A major security flaw is identified in Mozilla’s Firefox browser. A Firefox user has found an advertisement on a news site in Russia was serving a Firefox exploit that searched for sensitive files and uploaded them to a server that appears to be in Ukraine.
To fix this flaw, the company Mozilla has released the new security updates on its firefox browser.
The vulnerability comes from the interaction of the mechanism that enforces JavaScript context separation and Firefox’s PDF Viewer. Mozilla products that don’t contain the PDF Viewer, such as Firefox for Android, are not vulnerable.
The vulnerability does not enable the execution of arbitrary code but the exploit was able to inject a JavaScript payload into the local file context. This allowed it to search for and upload potentially sensitive local files.
The files it was looking for were surprisingly developer focused for an exploit launched on a general audience news site, though of course Firefox don’t know where else the malicious ad might have been deployed.
On Windows the exploit looked for subversion, s3browser, and Filezilla configurations files, and site configuration files from eight different popular FTP clients.

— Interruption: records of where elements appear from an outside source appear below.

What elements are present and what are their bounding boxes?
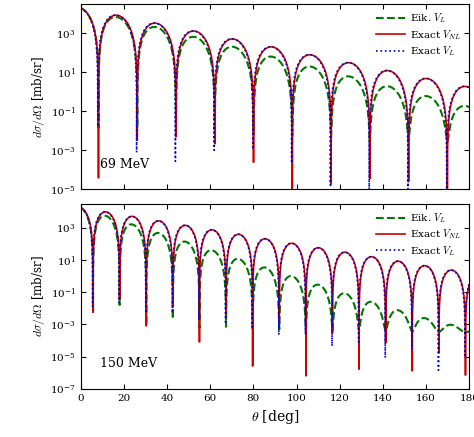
Exact $V_L$ (308, 52, 313, 57)
Exact $V_{NL}$ (290, 187, 295, 192)
Exact $V_L$ (325, 256, 330, 261)
Exact $V_{NL}$ (366, 255, 372, 260)
Eik. $V_L$ (466, 104, 472, 110)
Y-axis label: $d\sigma/d\Omega$ [mb/sr]: $d\sigma/d\Omega$ [mb/sr] (30, 56, 47, 138)
Exact $V_L$ (466, 281, 472, 286)
Eik. $V_L$ (78, 205, 83, 210)
Eik. $V_L$ (466, 329, 472, 334)
Eik. $V_L$ (463, 329, 468, 335)
Exact $V_L$ (366, 187, 372, 192)
Exact $V_{NL}$ (78, 5, 83, 10)
Legend: Eik. $V_L$, Exact $V_{NL}$, Exact $V_L$: Eik. $V_L$, Exact $V_{NL}$, Exact $V_L$ (374, 10, 464, 60)
Exact $V_L$ (78, 205, 83, 210)
Exact $V_L$ (219, 239, 224, 244)
Exact $V_{NL}$ (78, 205, 83, 210)
Eik. $V_L$ (78, 5, 83, 10)
Exact $V_{NL}$ (325, 255, 330, 260)
Exact $V_L$ (387, 267, 392, 273)
Eik. $V_L$ (445, 139, 450, 144)
Exact $V_{NL}$ (366, 106, 372, 111)
Eik. $V_L$ (387, 84, 392, 89)
Eik. $V_L$ (308, 288, 313, 294)
Eik. $V_L$ (308, 64, 313, 69)
Eik. $V_L$ (325, 90, 330, 95)
Exact $V_{NL}$ (303, 373, 309, 378)
Exact $V_{NL}$ (219, 238, 224, 243)
Line: Exact $V_L$: Exact $V_L$ (81, 208, 469, 370)
X-axis label: $\theta$ [deg]: $\theta$ [deg] (251, 408, 299, 427)
Exact $V_{NL}$ (308, 52, 313, 57)
Exact $V_{NL}$ (387, 68, 392, 73)
Eik. $V_L$ (219, 260, 224, 265)
Eik. $V_L$ (387, 316, 392, 321)
Line: Exact $V_{NL}$: Exact $V_{NL}$ (81, 8, 469, 189)
Exact $V_L$ (466, 85, 472, 90)
Line: Eik. $V_L$: Eik. $V_L$ (81, 208, 469, 332)
Exact $V_L$ (97, 38, 103, 43)
Eik. $V_L$ (366, 118, 372, 124)
Line: Eik. $V_L$: Eik. $V_L$ (81, 8, 469, 142)
Exact $V_{NL}$ (466, 85, 472, 90)
Legend: Eik. $V_L$, Exact $V_{NL}$, Exact $V_L$: Eik. $V_L$, Exact $V_{NL}$, Exact $V_L$ (374, 209, 464, 260)
Exact $V_L$ (219, 44, 224, 49)
Eik. $V_L$ (366, 300, 372, 305)
Exact $V_{NL}$ (219, 45, 224, 51)
Text: 69 MeV: 69 MeV (100, 158, 149, 171)
Exact $V_{NL}$ (325, 77, 330, 83)
Eik. $V_L$ (97, 215, 103, 221)
Exact $V_L$ (308, 252, 313, 257)
Exact $V_L$ (436, 368, 441, 373)
Exact $V_L$ (325, 80, 330, 85)
Exact $V_{NL}$ (387, 268, 392, 274)
Exact $V_{NL}$ (97, 43, 103, 49)
Exact $V_L$ (78, 5, 83, 10)
Exact $V_L$ (97, 212, 103, 217)
Line: Exact $V_L$: Exact $V_L$ (81, 8, 469, 189)
Exact $V_{NL}$ (308, 253, 313, 258)
Text: 150 MeV: 150 MeV (100, 357, 157, 371)
Y-axis label: $d\sigma/d\Omega$ [mb/sr]: $d\sigma/d\Omega$ [mb/sr] (30, 256, 47, 337)
Exact $V_L$ (366, 119, 372, 124)
Exact $V_L$ (387, 68, 392, 73)
Exact $V_{NL}$ (97, 212, 103, 218)
Exact $V_{NL}$ (466, 282, 472, 288)
Eik. $V_L$ (97, 44, 103, 49)
Line: Exact $V_{NL}$: Exact $V_{NL}$ (81, 208, 469, 376)
Eik. $V_L$ (219, 52, 224, 58)
Exact $V_L$ (366, 255, 372, 260)
Eik. $V_L$ (325, 293, 330, 298)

On Linux the exploit goes after the usual global configuration files like /etc/passwd
, and then in all the user directories it can access it looks for .bash_history
, .mysql_history
, .pgsql_history
, .ssh
configuration files and keys, configuration files for remina, Filezilla, and Psi+, text files with “pass” and “access” in the names, and any shell scripts.
Mac users are not targeted by this particular exploit but would not be immune should someone create a different payload.
The exploit leaves no trace it has been run on the local machine.
If you use Firefox on Windows or Linux it would be prudent to change any passwords and keys. People who use ad-blocking software may have been protected from this exploit depending on the software and specific filters being used.
All Firefox users are urged to update to Firefox 39.0.3. The fix has also been shipped in Firefox ESR 38.1.1.
Check out the new security update in your Firefox browser’s help menu (About firefox).